Niederlage für Icahn: Gericht genehmigt Buyout-Abstimmung im September

Es lehnt die Beschleunigung der von Carl Icahn eingereichten Klage ab. Den Vorwurf der "unfairen Beeinflussung" der Aktionäre durch den Dell-Aufsichtsrat weist das Gericht ebenfalls zurück. Es forderte Icahn auf, sein Angebot zu erhöhen.

Ein US-Gericht hat den Antrag von Multi-Milliardär Carl Icahn, seine am 1. August gegen den Dell-Aufsichtsrat eingereichte Klage zu beschleunigen, abgelehnt. Die Entscheidung ebnet zudem den Weg für die für 12. September angesetzte Abstimmung der Aktionäre über den von Michael Dell und Silver Lake angestrebten Buyout.

Dell-Logo

Wie das Wall Street Journal berichtet, wies das Gericht Icahns Vorwurf zurück, die Sonderkommission des Dell-Aufsichtsrats habe Anteilseigner „unfair beeinflusst“. Icahn solle, wenn er die direkte Auseinandersetzung mit Michael Dell und Silver Lake suche, einfach sein Gebot erhöhen. „Die Sonderkommission würde vor Freude tanzen, wenn die Icahn Group ein gut finanziertes höheres Gebot vorlegen und alle Aktien zu einem höheren Preis kaufen würde“, zitiert die Zeitung den Vorsitzenden Richter Leo Strine.

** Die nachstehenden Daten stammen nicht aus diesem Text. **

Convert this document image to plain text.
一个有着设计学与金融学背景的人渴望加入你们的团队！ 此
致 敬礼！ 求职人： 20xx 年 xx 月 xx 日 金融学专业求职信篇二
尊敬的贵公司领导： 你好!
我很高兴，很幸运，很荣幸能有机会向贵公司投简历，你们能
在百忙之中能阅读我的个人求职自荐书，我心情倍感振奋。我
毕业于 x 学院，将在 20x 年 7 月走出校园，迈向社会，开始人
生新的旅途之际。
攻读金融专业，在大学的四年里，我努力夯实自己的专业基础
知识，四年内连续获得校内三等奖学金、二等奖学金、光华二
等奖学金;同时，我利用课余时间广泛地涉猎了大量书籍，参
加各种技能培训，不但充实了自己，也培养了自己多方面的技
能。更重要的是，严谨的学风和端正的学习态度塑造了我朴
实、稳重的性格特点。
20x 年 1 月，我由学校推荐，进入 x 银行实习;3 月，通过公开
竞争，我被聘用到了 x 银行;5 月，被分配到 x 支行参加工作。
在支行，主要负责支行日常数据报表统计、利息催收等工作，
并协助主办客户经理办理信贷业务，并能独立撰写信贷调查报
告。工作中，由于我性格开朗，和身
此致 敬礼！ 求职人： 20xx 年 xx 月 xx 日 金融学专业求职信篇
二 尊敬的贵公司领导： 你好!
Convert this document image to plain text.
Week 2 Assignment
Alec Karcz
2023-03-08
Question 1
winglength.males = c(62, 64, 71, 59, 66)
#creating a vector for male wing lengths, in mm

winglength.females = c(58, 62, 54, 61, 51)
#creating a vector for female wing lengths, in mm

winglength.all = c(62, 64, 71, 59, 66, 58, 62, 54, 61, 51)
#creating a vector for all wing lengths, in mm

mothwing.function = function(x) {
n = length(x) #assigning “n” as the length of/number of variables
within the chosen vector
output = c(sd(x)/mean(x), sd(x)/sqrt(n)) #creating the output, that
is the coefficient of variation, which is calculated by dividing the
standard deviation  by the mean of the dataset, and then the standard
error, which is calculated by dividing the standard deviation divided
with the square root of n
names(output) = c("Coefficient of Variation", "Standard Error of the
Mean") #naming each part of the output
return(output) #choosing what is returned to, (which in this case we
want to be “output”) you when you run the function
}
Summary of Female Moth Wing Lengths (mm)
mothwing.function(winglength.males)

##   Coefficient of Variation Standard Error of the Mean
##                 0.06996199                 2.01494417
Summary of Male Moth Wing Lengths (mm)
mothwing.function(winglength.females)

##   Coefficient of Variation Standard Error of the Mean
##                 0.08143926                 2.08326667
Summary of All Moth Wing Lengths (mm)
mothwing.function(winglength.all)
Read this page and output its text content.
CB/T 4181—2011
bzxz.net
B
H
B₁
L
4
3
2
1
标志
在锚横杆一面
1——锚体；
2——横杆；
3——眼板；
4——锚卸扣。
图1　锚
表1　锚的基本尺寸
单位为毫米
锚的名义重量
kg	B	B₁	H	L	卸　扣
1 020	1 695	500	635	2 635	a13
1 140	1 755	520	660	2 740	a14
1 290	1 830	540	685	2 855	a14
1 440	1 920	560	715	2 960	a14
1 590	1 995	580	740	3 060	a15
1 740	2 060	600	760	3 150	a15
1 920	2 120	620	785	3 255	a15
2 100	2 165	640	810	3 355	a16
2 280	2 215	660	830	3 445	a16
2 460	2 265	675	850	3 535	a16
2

In erster Linie zielt Icahns Klage darauf ab, dass der Computerhersteller ein börsennotiertes Unternehmen bleibt. Um das zu erreichen, will er verhindern, dass Michael Dell „und Partner“ auch für nach dem 5. Februar erworbene Aktien eine Stimme ausüben können. Zudem fordert er, dass die Abstimmung auf der jährlichen Aktionärsversammlung stattfindet, die Dell Anfang August für 17. Oktober angekündigt hatte.

Icahn besitzt inzwischen mehr als 156 Millionen Dell-Aktien und ist damit – nach Firmengründer Michael Dell – der zweitgrößte Einzelaktionär des Unternehmens. Für die Anfang August gekauften 4 Millionen Aktien gab er im Schnitt 12,94 Dollar aus. Das heißt, dass er auch dann profitieren würde, sollte Dell mit seinem Gebot von 13,75 Dollar erfolgreich sein und das Unternehmen von der Börse nehmen.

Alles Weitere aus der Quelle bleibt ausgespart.